Why didn't pre-Gutenberg movable type systems cause a printing revolution?

Upvote:-1

There are a couple of issues here:

  1. Writing system.

Moveable type printing gives the greatest efficiency gains when the writing system doesn't need to employ a lot of different glpyhs. This means it works much better for systems that are alphabets (30ish glyphs) than for systems that use syllable glyphs combined with logographs (tens or hundreds of thousands of glpyhs).

So although the Chinese had worked out, their quasi-logographic writing system meant that making industrial use of it for the traditional Chinese writing system would require pre-creation and organization of what looks to western eyes like a completely unreasonable 50,000ish glyphs. For the modern Chinese used for newspapers today, the count commonly used is reduced to a mere 3,000, but that's still two powers of 10 more than that required for German.

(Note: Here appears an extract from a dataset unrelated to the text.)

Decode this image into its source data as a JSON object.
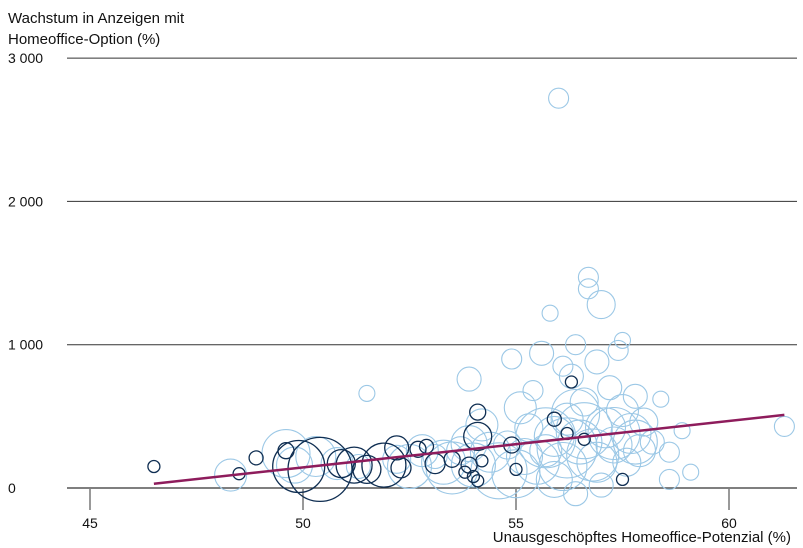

You might think Korea was in a better spot here, since their modern writing system is quasi-alphabetic. However, that system was not invented in 1377 when their press was. So their press used a system borrowed from Chinese (or rather, it used the Chinese writing system), so it had the same problems.

  1. Literacy

This one's tougher to get good numbers on. There seems to be a recent trend to up-estimate Europe's literacy during the late middle-ages to possibly as high as 40%. Certainly the influx of paper to the region starting at the 11th Century attests to an demand for it existing. If those high numbers are anywhere near accurate, its quite likely the relative simplicity of its alphabetical writing system played a part. Clergy and monks were likely nearly universally literate.

For China the estimates I'm seeing are more along the lines of 16-30%, but in China literacy wasn't so much a boolean thing, but rather measured in the number of glyphs you know. So a barely literate Chinese person would perhaps know only a few hundred characters, while the full system contains on the order of 50,000. I don't have any info for Korean literacy at this time, but as they were still using the Chinese system, it seems fair to assume it wouldn't likely have been much better than the Chinese were experiencing.


I don't want to overstate the case here. Chinese is printed today, so its still an improvement over not doing so, and they continued to do some printing back in the day too, so it wasn't a total waste of time then either. However, when a tech is new its going to be at its least developed and efficient. At that time, there simply wasn't nearly the gain to be had for printing over professional hand-copying in China or Korea that there was in Germany.

Upvote:2

"Why" questions are notoriously difficult, and I am sure there will be plenty of scorn piled on me for even trying...

Any major invention consists of many parts. It also requires a market to take off. Let me start with an example that I'm more of an "expert" on - airplanes.

The Wright brothers are rightfully credited with its invention because they invented the final piece - the 3-angle control system (their predecessors' planes took off and fell down because they failed to control them in all 3 directions). Also there was a ready market for airplanes - militaries needed them for reconnaissance (even though generals did not realize that yet).

I suspect that the lack of economic success of movable print invention in China is a combination of technical and economic issues.

Movable print consists of many parts: reusable metal letters, matrix, ink that dries fast but can be removed from the letters &c. The letters must be simple enough so that inevitable imperfections and fouling do not make the printed text unreadable (a problem with the 1000s of Chinese characters).

The market requires a big pool of literate people who need the book. Remember, it is faster to make 1 copy of a book by hand than by printing, so to justify printing it, one has to know that there will be many people buying it. Europe had Bible that everyone wanted to own. Did China have a text of similar importance that everyone wanted to own? How many characters an average literate person knew? How many people could benefit from owning a book?